Alexander v. City of Menlo Park, s. 84-2150

Decision Date24 June 1986
Docket NumberNos. 84-2150,84-2189,s. 84-2150
Citation787 F.2d 1371
Parties41 Fair Empl.Prac.Cas. 1590, 44 Fair Empl.Prac.Cas. 847, 40 Empl. Prac. Dec. P 36,213, 40 Empl. Prac. Dec. P 36,314 Robert P. ALEXANDER, Plaintiff-Appellant, v. CITY OF MENLO PARK; Mike Bedwell, City Manager of City of Menlo Park, Defendants-Appellees. Robert P. ALEXANDER, Plaintiff-Appellee, v. CITY OF MENLO PARK, Defendant-Appellant.
CourtU.S. Court of Appeals — Ninth Circuit

Louis Highman, San Francisco, Cal., for plaintiff-appellant.

John R. Cosgrove, Jorgenson, Cosgrove, Siegel & McClure, Menlo Park, Cal., for defendants-appellees.

Appeal from the United States District Court for the Northern District of California.

Before BROWNING, Chief Judge, FARRIS and NELSON, Circuit Judges.

PER CURIAM:

Robert Alexander appeals a judgment against him on his Title VII claim and an award of only nominal damages on his section 1983 claim, in a suit against the City of Menlo Park, California. The City appeals the award of attorney's fees to Alexander's counsel. We affirm in part and reverse in part.

I.

Alexander, a black man, served as Youth Services Facility Director for Menlo Park. The City Council voted to abolish the position. Mike Bedwell, City Manager, offered Alexander the choice of being laid off or accepting a probationary promotion to the job of Recreation Supervisor II. Alexander accepted the new job.

During Alexander's probation, he had several confrontations with Mary Leydon, his department head. At the end of the probationary period Leydon found Alexander's performance inadequate and recommended he be terminated. Bedwell terminated Alexander.

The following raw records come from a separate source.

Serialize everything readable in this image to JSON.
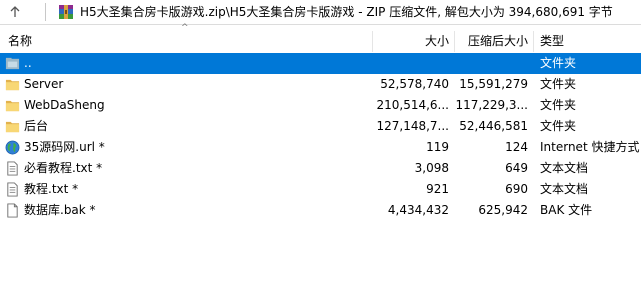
{
  "address": {
    "path": "H5大圣集合房卡版游戏.zip\\H5大圣集合房卡版游戏 - ZIP 压缩文件, 解包大小为 394,680,691 字节"
  },
  "columns": {
    "name": "名称",
    "size": "大小",
    "packed": "压缩后大小",
    "type": "类型"
  },
  "files": [
    {
      "icon": "folder-up-icon",
      "name": "..",
      "size": "",
      "packed": "",
      "type": "文件夹",
      "selected": true
    },
    {
      "icon": "folder-icon",
      "name": "Server",
      "size": "52,578,740",
      "packed": "15,591,279",
      "type": "文件夹"
    },
    {
      "icon": "folder-icon",
      "name": "WebDaSheng",
      "size": "210,514,6...",
      "packed": "117,229,3...",
      "type": "文件夹"
    },
    {
      "icon": "folder-icon",
      "name": "后台",
      "size": "127,148,7...",
      "packed": "52,446,581",
      "type": "文件夹"
    },
    {
      "icon": "globe-icon",
      "name": "35源码网.url *",
      "size": "119",
      "packed": "124",
      "type": "Internet 快捷方式"
    },
    {
      "icon": "text-file-icon",
      "name": "必看教程.txt *",
      "size": "3,098",
      "packed": "649",
      "type": "文本文档"
    },
    {
      "icon": "text-file-icon",
      "name": "教程.txt *",
      "size": "921",
      "packed": "690",
      "type": "文本文档"
    },
    {
      "icon": "blank-file-icon",
      "name": "数据库.bak *",
      "size": "4,434,432",
      "packed": "625,942",
      "type": "BAK 文件"
    }
  ],
  "colors": {
    "selection": "#0078d7",
    "folder": "#f8d775",
    "folder_dark": "#e2b24d"
  }
}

Alexander sued, alleging causes of action under 42 U.S.C. Secs. 1981 (1982) and 1983 (1982), and Title VII, 42 U.S.C. Secs. 2000e-2 (1982) and 2000e-3 (1982).

After trial, the district court held Alexander had been denied procedural due process in violation of section 1983. The court ruled that when Alexander was terminated from the probationary position, under City rules he "had a right to be returned to" his earlier job or another at the same level; and, if no such job was available, he "was entitled to bumping rights." The court found Alexander had been wrongfully denied these "bumping rights" as to the jobs of gym director or night clerk. The court computed Alexander's back pay award at the level of these jobs, divided the amount by two "[b]ecause his efforts in mitigation of damages appear to be less than vigorous," subtracted the amount already paid to Alexander as unemployment insurance, and awarded Alexander $11,114.03.

The court rejected Alexander's Title VII claim because he had failed to rebut the City's evidence of nondiscriminatory employment practices and had offered no evidence of retaliatory discharge. The court rejected Alexander's section 1981 claim without discussion.

On Alexander's motion, the court ordered a new trial confined to the issue of damages. After trial, the court reduced the damage award to one dollar on the ground that the City's failure to accord Alexander the right to bump into the gym director or night clerk jobs caused no "compensable injury" because he would not have taken either job. The court awarded Alexander $21,508 in attorney's fees and $744.18 in costs. Both sides appeal.

II.

City Rules provide that a probationary "employee deemed unsatisfactory for [appointment to the permanent] position shall return to prior classification and non-probationary status." Alexander therefore had a right to be returned to a job in the same classification as his prior job. However, as noted, the City Council had abolished the position of Youth Services Facility Director and the City had no other position in that classification.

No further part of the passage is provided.